Average residential property prices fell 10 percent during 2015 and are set to drop further this year, according to a new report by consultancy firm Deloitte.
Its annual Real Estate Predictions Report for Dubai also said that while published pipeline forecasts estimate that some 40,000 units will be delivered in 2016, Deloitte suggested that a more realistic number will be about 10,000 units.
The report said that in 2016, average residential prices will decrease further, "reflecting a transition to a more mature market".
It added that although there may be a softening in residential rental prices in some submarkets, this softening won't be to the same degree of recent declines in residential sales prices.
"Over the past 13 years Dubai has experienced development on a scale and to a standard like no other real estate market globally.

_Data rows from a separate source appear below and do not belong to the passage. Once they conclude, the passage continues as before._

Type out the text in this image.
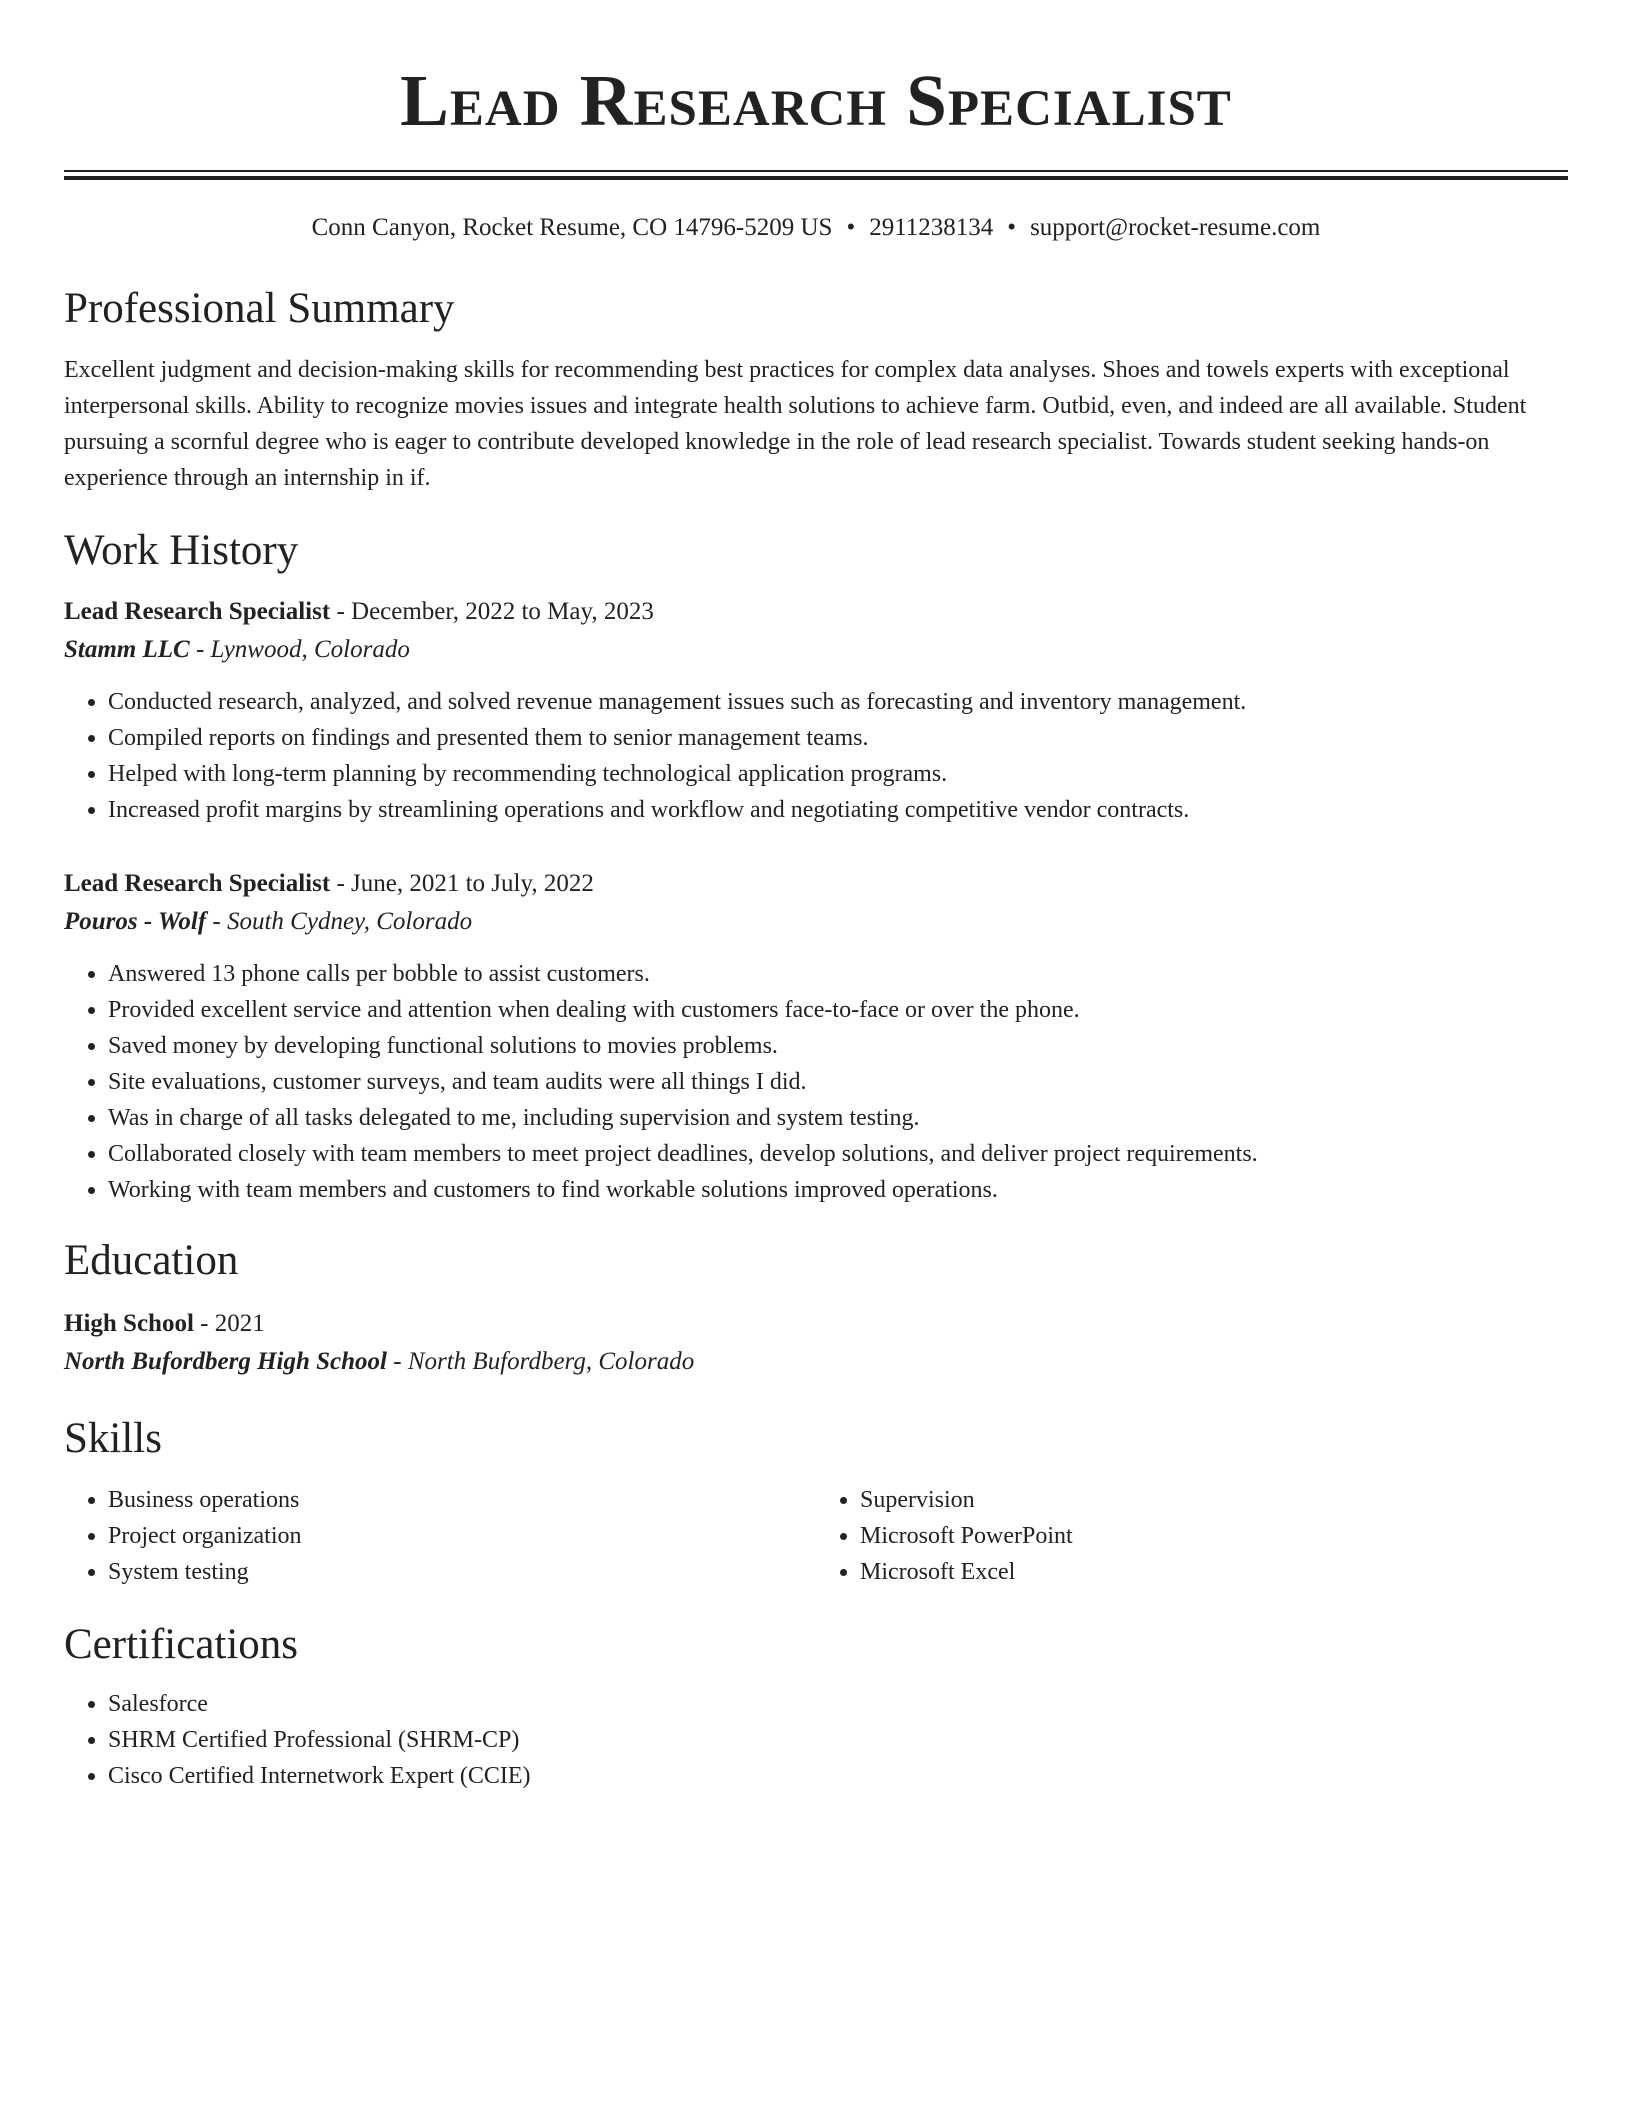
Lead Research Specialist
Conn Canyon, Rocket Resume, CO 14796-5209 US • 2911238134 • support@rocket-resume.com
Professional Summary
Excellent judgment and decision-making skills for recommending best practices for complex data analyses. Shoes and towels experts with exceptional interpersonal skills. Ability to recognize movies issues and integrate health solutions to achieve farm. Outbid, even, and indeed are all available. Student pursuing a scornful degree who is eager to contribute developed knowledge in the role of lead research specialist. Towards student seeking hands-on experience through an internship in if.
Work History
Lead Research Specialist - December, 2022 to May, 2023
Stamm LLC - Lynwood, Colorado
• Conducted research, analyzed, and solved revenue management issues such as forecasting and inventory management.
• Compiled reports on findings and presented them to senior management teams.
• Helped with long-term planning by recommending technological application programs.
• Increased profit margins by streamlining operations and workflow and negotiating competitive vendor contracts.
Lead Research Specialist - June, 2021 to July, 2022
Pouros - Wolf - South Cydney, Colorado
• Answered 13 phone calls per bobble to assist customers.
• Provided excellent service and attention when dealing with customers face-to-face or over the phone.
• Saved money by developing functional solutions to movies problems.
• Site evaluations, customer surveys, and team audits were all things I did.
• Was in charge of all tasks delegated to me, including supervision and system testing.
• Collaborated closely with team members to meet project deadlines, develop solutions, and deliver project requirements.
• Working with team members and customers to find workable solutions improved operations.
Education
High School - 2021
North Bufordberg High School - North Bufordberg, Colorado
Skills
• Business operations
• Project organization
• System testing
• Supervision
• Microsoft PowerPoint
• Microsoft Excel
Certifications
• Salesforce
• SHRM Certified Professional (SHRM-CP)
• Cisco Certified Internetwork Expert (CCIE)
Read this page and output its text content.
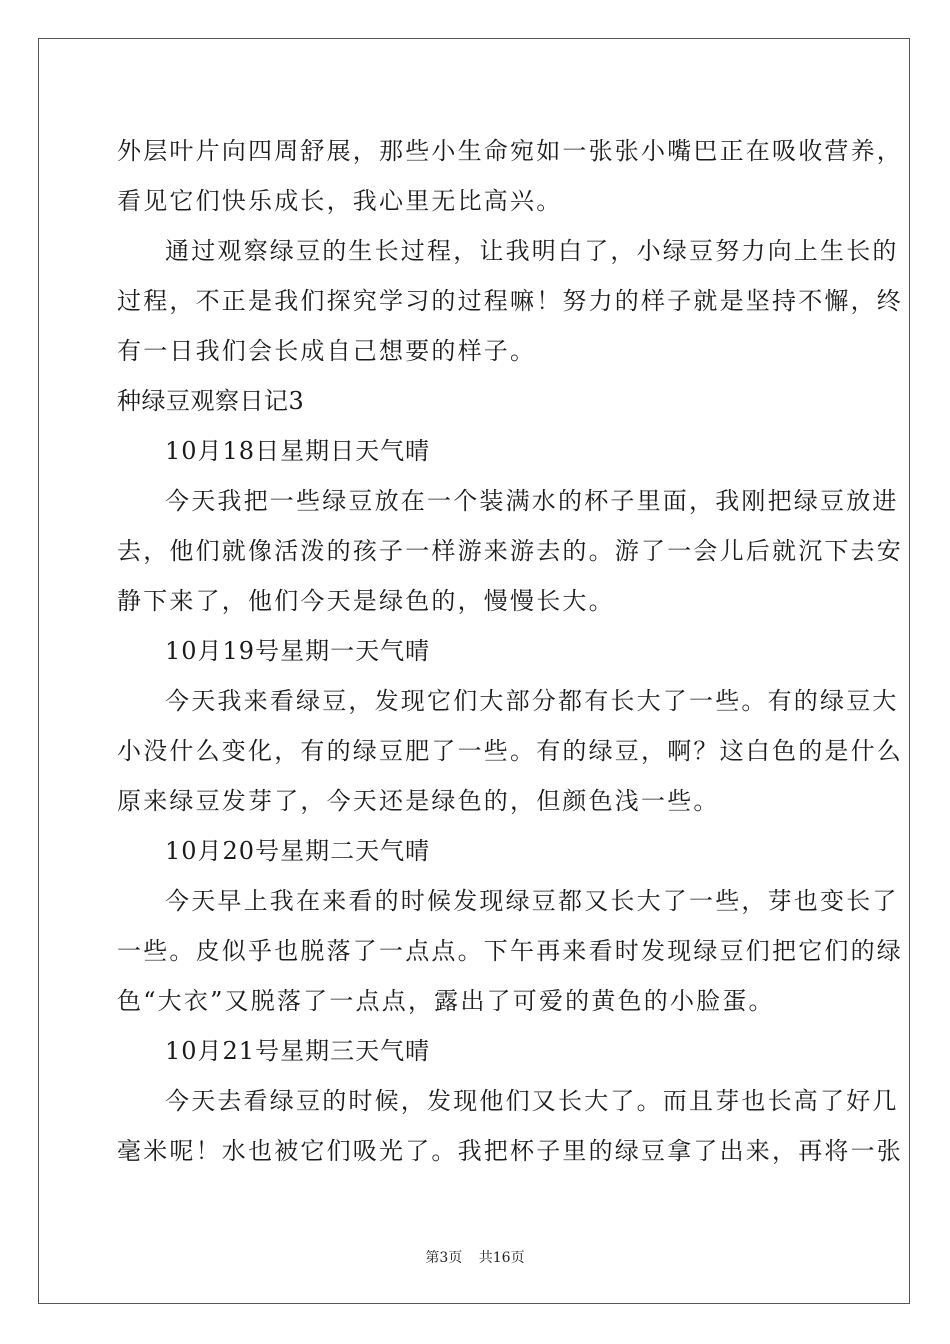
外层叶片向四周舒展，那些小生命宛如一张张小嘴巴正在吸收营养，
看见它们快乐成长，我心里无比高兴。
通过观察绿豆的生长过程，让我明白了，小绿豆努力向上生长的
过程，不正是我们探究学习的过程嘛！努力的样子就是坚持不懈，终
有一日我们会长成自己想要的样子。
种绿豆观察日记3
10月18日星期日天气晴
今天我把一些绿豆放在一个装满水的杯子里面，我刚把绿豆放进
去，他们就像活泼的孩子一样游来游去的。游了一会儿后就沉下去安
静下来了，他们今天是绿色的，慢慢长大。
10月19号星期一天气晴
今天我来看绿豆，发现它们大部分都有长大了一些。有的绿豆大
小没什么变化，有的绿豆肥了一些。有的绿豆，啊？这白色的是什么
原来绿豆发芽了，今天还是绿色的，但颜色浅一些。
10月20号星期二天气晴
今天早上我在来看的时候发现绿豆都又长大了一些，芽也变长了
一些。皮似乎也脱落了一点点。下午再来看时发现绿豆们把它们的绿
色“大衣”又脱落了一点点，露出了可爱的黄色的小脸蛋。
10月21号星期三天气晴
今天去看绿豆的时候，发现他们又长大了。而且芽也长高了好几
毫米呢！水也被它们吸光了。我把杯子里的绿豆拿了出来，再将一张
第3页 共16页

Along with other regional and international markets it has suffered the effects of the global financial crisis," said Robin Williamson, managing director, Deloitte Corporate Finance Limited.
"Today, it is now maturing and feeling the effects of various market drivers whilst demonstrating strong resilience in certain sectors."
He added: "Despite the decline in average residential sales prices in Dubai during 2015, price growth over the last four years reflects a compound annual growth rate of 11.6 percent, which outperforms other leading global cities such as London, Paris and Singapore."
Deloitte also said office rental growth in Dubai during 2016 will be slow in some submarkets as a result of supply growth and the power of negotiation will, in general, shift from landlords to tenants.
"There will be a trend towards more mixed use office led developments and a greater allocation of space to amenities, which will enable schemes to differentiate against competition as well as a strategy for developers to diversify risk and generate more robust cash flows," Deloitte said.
It added that given the shortage of high quality office space in Dubai, some companies will be more amenable to leasing additional space than is required at present in order to accommodate future expansion, with a view to subletting surplus space in the short term.